After looking through the headers of the emails, I was sent back, I was able to tell that most of them were just generic spam emails. The subjects had product names, celebrity names, and phrases like “Your Password” in them. Also a lot of them had viruses in them. I was able to find the originating IP addresses in the headers I got back too. (Probably 80% of the undeliverable email did not send back any of the original header information, which was really irritating.) Out of all the emails, I have received, I have found about 14 different IP addresses. Most were only used once, but some have been used dozens of times. All are IP addresses that are part of various home broadband ISPs, around the US. I have not been able to ping any of the addresses successfully. This makes me wonder if the spammer is spoofing IP addresses. A better explanation for this would be that he is sending his emails through these unsecured home PCs. They may be part of some small zombie network. I received dozens of undeliverable emails sent to me over the last weekend, but very few the last few days. So either he is no longer using our emails, or he is sending emails to valid addresses.

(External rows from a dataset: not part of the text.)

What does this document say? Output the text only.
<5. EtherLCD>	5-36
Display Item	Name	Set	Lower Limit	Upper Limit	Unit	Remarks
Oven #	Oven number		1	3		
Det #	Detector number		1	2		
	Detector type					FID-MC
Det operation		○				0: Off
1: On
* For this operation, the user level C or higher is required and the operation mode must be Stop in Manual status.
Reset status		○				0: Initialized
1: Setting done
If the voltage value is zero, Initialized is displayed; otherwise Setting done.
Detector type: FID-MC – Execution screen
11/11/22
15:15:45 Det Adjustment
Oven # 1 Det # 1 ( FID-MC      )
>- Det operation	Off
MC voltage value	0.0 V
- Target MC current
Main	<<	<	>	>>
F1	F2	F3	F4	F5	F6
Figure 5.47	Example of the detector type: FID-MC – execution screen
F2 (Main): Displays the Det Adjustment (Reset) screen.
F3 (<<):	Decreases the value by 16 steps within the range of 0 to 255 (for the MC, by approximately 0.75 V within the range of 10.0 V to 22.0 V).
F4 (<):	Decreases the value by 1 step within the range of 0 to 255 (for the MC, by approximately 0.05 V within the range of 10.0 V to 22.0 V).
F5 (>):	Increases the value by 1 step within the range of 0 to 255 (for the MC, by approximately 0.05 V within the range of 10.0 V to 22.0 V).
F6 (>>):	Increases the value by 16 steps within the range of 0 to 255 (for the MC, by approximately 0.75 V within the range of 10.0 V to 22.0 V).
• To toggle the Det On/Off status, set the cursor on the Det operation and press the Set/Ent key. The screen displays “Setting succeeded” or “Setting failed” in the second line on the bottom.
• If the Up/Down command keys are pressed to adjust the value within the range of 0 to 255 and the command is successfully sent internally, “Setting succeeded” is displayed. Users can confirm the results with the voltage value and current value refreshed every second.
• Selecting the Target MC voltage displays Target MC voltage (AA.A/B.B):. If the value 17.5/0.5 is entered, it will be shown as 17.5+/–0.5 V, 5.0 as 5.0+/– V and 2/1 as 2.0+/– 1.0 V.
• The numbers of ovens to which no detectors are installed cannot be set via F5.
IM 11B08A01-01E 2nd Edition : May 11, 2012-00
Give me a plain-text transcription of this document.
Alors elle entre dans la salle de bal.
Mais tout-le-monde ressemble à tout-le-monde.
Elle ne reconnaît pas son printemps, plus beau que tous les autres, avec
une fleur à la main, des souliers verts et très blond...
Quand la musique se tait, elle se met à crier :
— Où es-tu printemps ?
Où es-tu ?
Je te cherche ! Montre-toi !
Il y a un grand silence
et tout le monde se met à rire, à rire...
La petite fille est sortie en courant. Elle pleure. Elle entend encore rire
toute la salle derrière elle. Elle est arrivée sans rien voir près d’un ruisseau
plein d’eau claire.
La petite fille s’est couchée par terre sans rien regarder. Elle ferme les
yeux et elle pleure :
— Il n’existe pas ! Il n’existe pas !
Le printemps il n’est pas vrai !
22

So what can you do if somebody is spoofing your email address? Well, nothing at all. Since they are able to enter all the fake information into the email there is no way you can stop them. If you have a similar situation with your email server that I described here, I would recommend making sure your server is not an open relay. Because of the many open relay databases out there, there are few open relay servers in the United States. If your server is relaying mail, it won’t be long before you start getting blocked from sending mail, by other email servers. I would also recommend keeping a close eye on your logs, to make sure that the emails really aren’t coming from your server. This would be happening if one of your users was sending out spam, or if you had a worm sending out emails. If so, you would notice the local IP address in the log information, and could easily find the culprit.

Now here’s how you spoof your email address, if you only want to prank your friends. The easiest way is to change your display name and return address in your email client. I mostly use Outlook (because we use Exchange), Thunderbird, or Gmail, but you can do similar things in other email clients. I have been unable to do it very well with Outlook. It does work well in Thunderbird though. Go to your accounts settings, and change the display name and email address to whatever you want them to be. Most clients have a separate place to enter your logon information, and don’t use the email address for this. Just remember that whatever email address you set here, will be the address any reply is sent to. After you have sent the message, the only way to identify you is the IP address in the header. Depending on the client, this can be tricky to find.

You can also use this form here to send a basic email with a spoofed address. It will send a simple email that can disguise your name and email address. The script does place a link in the source header to this webpage. This is only visible if the victim looks at the header though. Script downloaded from www.digi-dl.com.

I have provided this information to educate on the SMTP protocol and methods used by spammers and phishers. It is not intended to be used for the purpose of phishing. Email spoofing is not considered illegal by the FBI, because no hacking is involved. However, most spamming and phishing is illegal. I would recommend only using email spoofing techniques for pranks, and even then remember to use your discretion.